Polish journalist and writer (born 1987)

Kalina Błażejowska (born 1987) is a journalist and non-fiction writer.

== Biography ==
She graduated in film studies and journalism from the Jagiellonian University. From 2013 to 2016, she was an editor of Tygodnik Powszechny.

In November 2025, she accused Jarosław Molenda of plagiarism, claiming that his book Zbrodnia w Kobierzynie contained fragments of her book Bezduszni. Zapomniana zagłada chorych [The Soulless: The Forgotten Extermination of the Sick].

== Books ==
- Uparte serce. Biografia Poświatowskiej (2014)
Extended edition: Uparte serce. Biografia Haliny Poświatowskiej (2026)
- Bezduszni. Zapomniana zagłada chorych (2023)

== Awards ==
She was nominated for the Barbara Łopieńska Award, the MediaTory Award, and the Małopolska Journalists' Award.

For her book Uparte serce.

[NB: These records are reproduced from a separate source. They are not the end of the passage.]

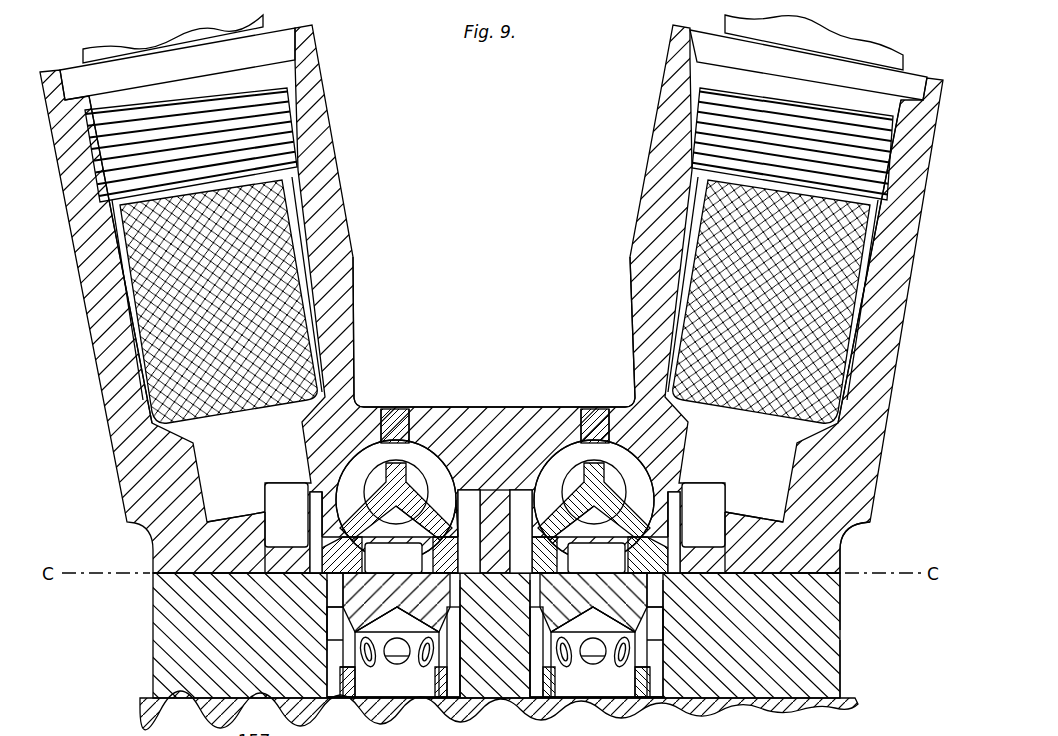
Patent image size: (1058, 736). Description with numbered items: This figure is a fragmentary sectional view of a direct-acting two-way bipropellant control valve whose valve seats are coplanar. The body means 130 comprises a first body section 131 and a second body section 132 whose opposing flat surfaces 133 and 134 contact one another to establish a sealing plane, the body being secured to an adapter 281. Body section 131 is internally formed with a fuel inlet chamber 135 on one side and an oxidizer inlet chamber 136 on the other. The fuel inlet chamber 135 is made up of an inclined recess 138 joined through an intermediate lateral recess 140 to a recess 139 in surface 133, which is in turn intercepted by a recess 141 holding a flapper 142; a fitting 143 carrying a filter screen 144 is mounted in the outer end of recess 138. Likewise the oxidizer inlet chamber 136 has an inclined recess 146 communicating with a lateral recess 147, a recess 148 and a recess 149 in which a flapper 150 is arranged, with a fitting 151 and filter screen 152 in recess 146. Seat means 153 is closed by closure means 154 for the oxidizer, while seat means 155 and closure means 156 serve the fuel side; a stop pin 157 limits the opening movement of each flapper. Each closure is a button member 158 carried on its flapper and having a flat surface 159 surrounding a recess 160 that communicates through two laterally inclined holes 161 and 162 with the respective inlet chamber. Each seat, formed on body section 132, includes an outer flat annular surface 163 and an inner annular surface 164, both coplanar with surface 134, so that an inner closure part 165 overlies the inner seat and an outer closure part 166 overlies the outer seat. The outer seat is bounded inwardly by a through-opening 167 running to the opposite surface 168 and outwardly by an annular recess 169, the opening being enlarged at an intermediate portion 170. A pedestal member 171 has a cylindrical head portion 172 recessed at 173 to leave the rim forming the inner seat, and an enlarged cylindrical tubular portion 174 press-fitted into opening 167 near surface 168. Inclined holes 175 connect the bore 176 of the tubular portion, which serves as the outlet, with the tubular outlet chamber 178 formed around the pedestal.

The body means 130 is at (491, 292).
The first body section 131 is at (862, 507).
The second body section 132 is at (841, 633).
The flat surface 133 is at (847, 557).
The flat surface 134 is at (840, 600).
The fuel inlet chamber 135 is at (703, 515).
The oxidizer inlet chamber 136 is at (286, 515).
The inclined recess 138 is at (850, 395).
The recess 139 is at (519, 486).
The lateral recess 140 is at (747, 544).
The recess 141 is at (564, 471).
The flapper 142 is at (549, 442).
The fitting 143 is at (826, 46).
The filter screen 144 is at (655, 220).
The inclined recess 146 is at (148, 388).
The lateral recess 147 is at (244, 536).
The recess 148 is at (458, 486).
The recess 149 is at (429, 448).
The flapper 150 is at (417, 443).
The fitting 151 is at (130, 45).
The filter screen 152 is at (318, 221).
The seat means 153 is at (310, 605).
The closure means 154 is at (337, 530).
The seat means 155 is at (692, 600).
The closure means 156 is at (658, 532).
The stop pin 157 is at (390, 409).
The button member 158 is at (312, 534).
The flat surface 159 is at (495, 555).
The recess 160 is at (495, 558).
The laterally inclined hole 161 is at (377, 524).
The laterally inclined hole 162 is at (438, 520).
The outer flat annular surface 163 is at (475, 560).
The inner annular surface 164 is at (495, 608).
The inner closure part 165 is at (461, 598).
The outer closure part 166 is at (318, 562).
The through-opening 167 is at (462, 620).
The surface 168 is at (835, 668).
The annular recess 169 is at (300, 578).
The enlarged portion 170 is at (327, 650).
The pedestal member 171 is at (466, 645).
The cylindrical head portion 172 is at (326, 620).
The recess 173 is at (495, 592).
The cylindrical tubular portion 174 is at (345, 682).
The inclined holes 175 is at (397, 666).
The bore 176 is at (385, 698).
The tubular outlet chamber 178 is at (325, 668).
The adapter 281 is at (843, 708).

Biografia Poświatowskiej, she was a finalist for the Gryfia Literary Award and received the Book of Spring title from the Poznański Przegląd Nowości Wydawniczych and the Kraków Book of the Month award (March 2015).

For her book Bezduszni. Zapomniana zagłada chorych (The Soulless: Forgotten Extermination of the Sick), she received the Polityka Historical Award, the Witold Pilecki International Award, the Kazimierz Moczarski Ołówek Award from the Młodzieżowe Kluby Historyczne, the KLIO Award, second degree, and was nominated for the Kazimierz Moczarski Award and the Złota Róża 2024 award.